NanoClaw is pretty interesting to me. It's a really small piece of software and a different category of software than we've seen before, one that you are expected to customize by editing it yourself (via Claude Code).
For that reason alone I find it interesting to play around with. I don't find it actually useful at the moment.
The only thing I can think of this doing "usefully" for people is spamming social media.
The high friction things I'd want automated are precisely the things I'd worry it would fuck up.
There's not a lot of middle ground.
Have you tried it?
I've listed how I've used it in several threads in the past - you can see my comment history. I tired of doing it every time this question comes up, because it usually becomes clear that the person asking has a very little understanding of its capabilities, and is going by mostly sensationalist reports (either reports of "Oh my God this is life changing" or "Oh my God you'll lose all your mail/money").
There is a (boring) middle ground, as will be obvious to anyone who spends a few days with it.
I find it interesting how European and American devs (especially on HN) are so luddite about AI and OpenClaw, but Chinese, Indian, and Israeli developers both domestically and in the diaspora have been adopting this kind of tooling fairly rapidly.
And then people wonder why the center of gravity for a number of engineering subfields is slowly shifting.
Nice idea, but it will not work. Agents are so resourceful and determined, they will find that weird call which can delete all emails with one request (/delete?filter=*)

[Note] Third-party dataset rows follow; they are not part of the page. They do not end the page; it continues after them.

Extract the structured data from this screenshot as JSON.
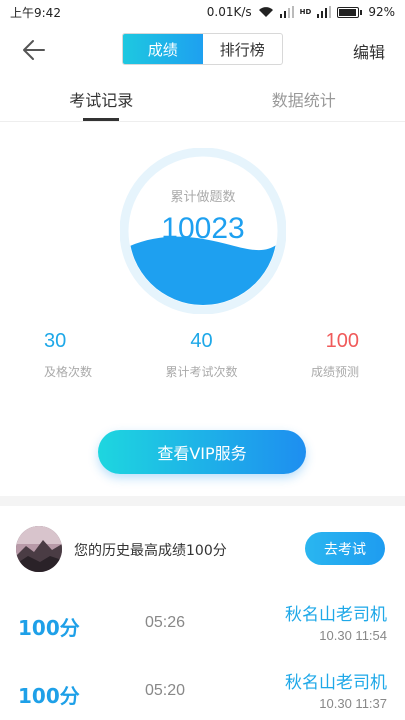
{
  "status_bar": {
    "time": "上午9:42",
    "speed": "0.01K/s",
    "network": "HD",
    "battery_text": "92%",
    "battery_level": 0.92
  },
  "header": {
    "segments": [
      {
        "label": "成绩",
        "active": true
      },
      {
        "label": "排行榜",
        "active": false
      }
    ],
    "edit_label": "编辑",
    "back_icon": "arrow-left-icon"
  },
  "tabs": [
    {
      "label": "考试记录",
      "active": true
    },
    {
      "label": "数据统计",
      "active": false
    }
  ],
  "gauge": {
    "label": "累计做题数",
    "value": "10023",
    "fill_level": 0.42,
    "color": "#1ea0f0"
  },
  "stats": [
    {
      "value": "30",
      "label": "及格次数",
      "color": "#1ea8e8"
    },
    {
      "value": "40",
      "label": "累计考试次数",
      "color": "#1ea8e8"
    },
    {
      "value": "100",
      "label": "成绩预测",
      "color": "#f05a5a"
    }
  ],
  "vip_button": "查看VIP服务",
  "best": {
    "text": "您的历史最高成绩100分",
    "button": "去考试"
  },
  "records": [
    {
      "score": "100分",
      "duration": "05:26",
      "name": "秋名山老司机",
      "date": "10.30  11:54"
    },
    {
      "score": "100分",
      "duration": "05:20",
      "name": "秋名山老司机",
      "date": "10.30  11:37"
    }
  ]
}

It’s not that agents have access to something the shouldn’t have but that the creates havoc exactly with the access they are allowed to have.
These kinds of things aren't common enough for me to want to set up a programmatic policy, and are also low sensitivity enough that I don't mind giving access to complete the task. If it later asks to log into my bank, I decline.
I know the devil's in the details for how to actually do this well, but I would love if someone figured it out.